De esthetisering van de politiek is voor mij de centrale vraag in dit werk.
Olivier Py
- Leestijd
- 7 min.
Olivier Py, Lohengrin is de vierde Wagneropera die u regisseert. Wat fascineert u zo bij deze componist?
Bij geen enkele andere componist voel ik zo’n innige band tussen het denken en de muziek: zijn muziek zet me telkens weer aan tot vurig denken, brengt me innerlijk aan het borrelen, op een manier die ik nergens anders heb ervaren. Muziek, vraagstellingen, tekst en theater zijn bij hem onlosmakelijk met elkaar verbonden. Hij heeft in mijn ogen het summum van de opera verwezenlijkt.

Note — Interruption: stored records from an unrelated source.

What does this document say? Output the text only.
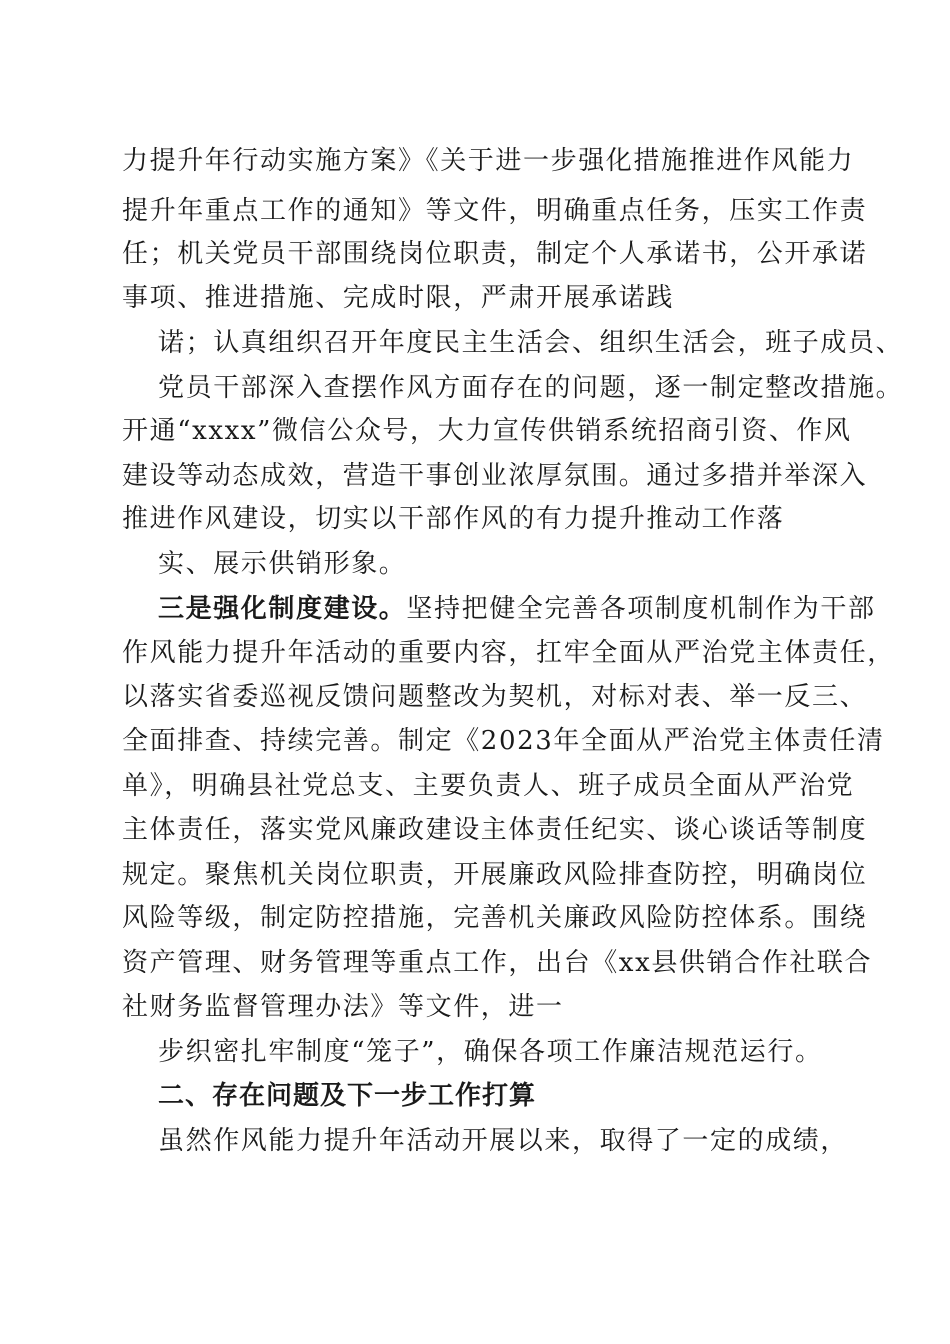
力提升年行动实施方案》《关于进一步强化措施推进作风能力
提升年重点工作的通知》等文件，明确重点任务，压实工作责
任；机关党员干部围绕岗位职责，制定个人承诺书，公开承诺
事项、推进措施、完成时限，严肃开展承诺践
诺；认真组织召开年度民主生活会、组织生活会，班子成员、
党员干部深入查摆作风方面存在的问题，逐一制定整改措施。
开通“xxxx”微信公众号，大力宣传供销系统招商引资、作风
建设等动态成效，营造干事创业浓厚氛围。通过多措并举深入
推进作风建设，切实以干部作风的有力提升推动工作落
实、展示供销形象。
三是强化制度建设。坚持把健全完善各项制度机制作为干部
作风能力提升年活动的重要内容，扛牢全面从严治党主体责任，
以落实省委巡视反馈问题整改为契机，对标对表、举一反三、
全面排查、持续完善。制定《2023年全面从严治党主体责任清
单》，明确县社党总支、主要负责人、班子成员全面从严治党
主体责任，落实党风廉政建设主体责任纪实、谈心谈话等制度
规定。聚焦机关岗位职责，开展廉政风险排查防控，明确岗位
风险等级，制定防控措施，完善机关廉政风险防控体系。围绕
资产管理、财务管理等重点工作，出台《xx县供销合作社联合
社财务监督管理办法》等文件，进一
步织密扎牢制度“笼子”，确保各项工作廉洁规范运行。
二、存在问题及下一步工作打算
虽然作风能力提升年活动开展以来，取得了一定的成绩，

Ik hou van de synesthesische dimensie: ik weet soms niet meer of mijn oor kijkt, dan wel mijn oog aan het luisteren is.
En wat fascineert u in Lohengrin?
Ik was eerst gefascineerd door Tristan und Isolde. Door eerst Tristan und Isolde te regisseren, en daarna Tannhäuser en Der fliegende Holländer hoefde ik niet meteen in te gaan op de vraag of de Duitse romantiek mogelijk de voedingsbodem was van het nationaalsocialisme. Maar op een dag kon ik er niet meer omheen. Ik heb toen voor een Wagnerfestival, in opdracht van hedendaags componist Michael Jarrell, de korte tekst Siegfried, nocturne geschreven. Toen pas heb ik me de vraag gesteld die ik had verdrongen om Tristan und Isolde in alle vrijheid te kunnen regisseren. Ik had het vreselijk gevonden om daarin operettenazi’s op te voeren of de vragen die het werk stelt met politiek-historische beschouwingen te bezwaren. Maar nu kan ik me niet langer aan die vraag onttrekken. Ze houdt me sinds het schrijven van die tekst bezig en ik geloof dat ze in Lohengrin het meest aanwezig is.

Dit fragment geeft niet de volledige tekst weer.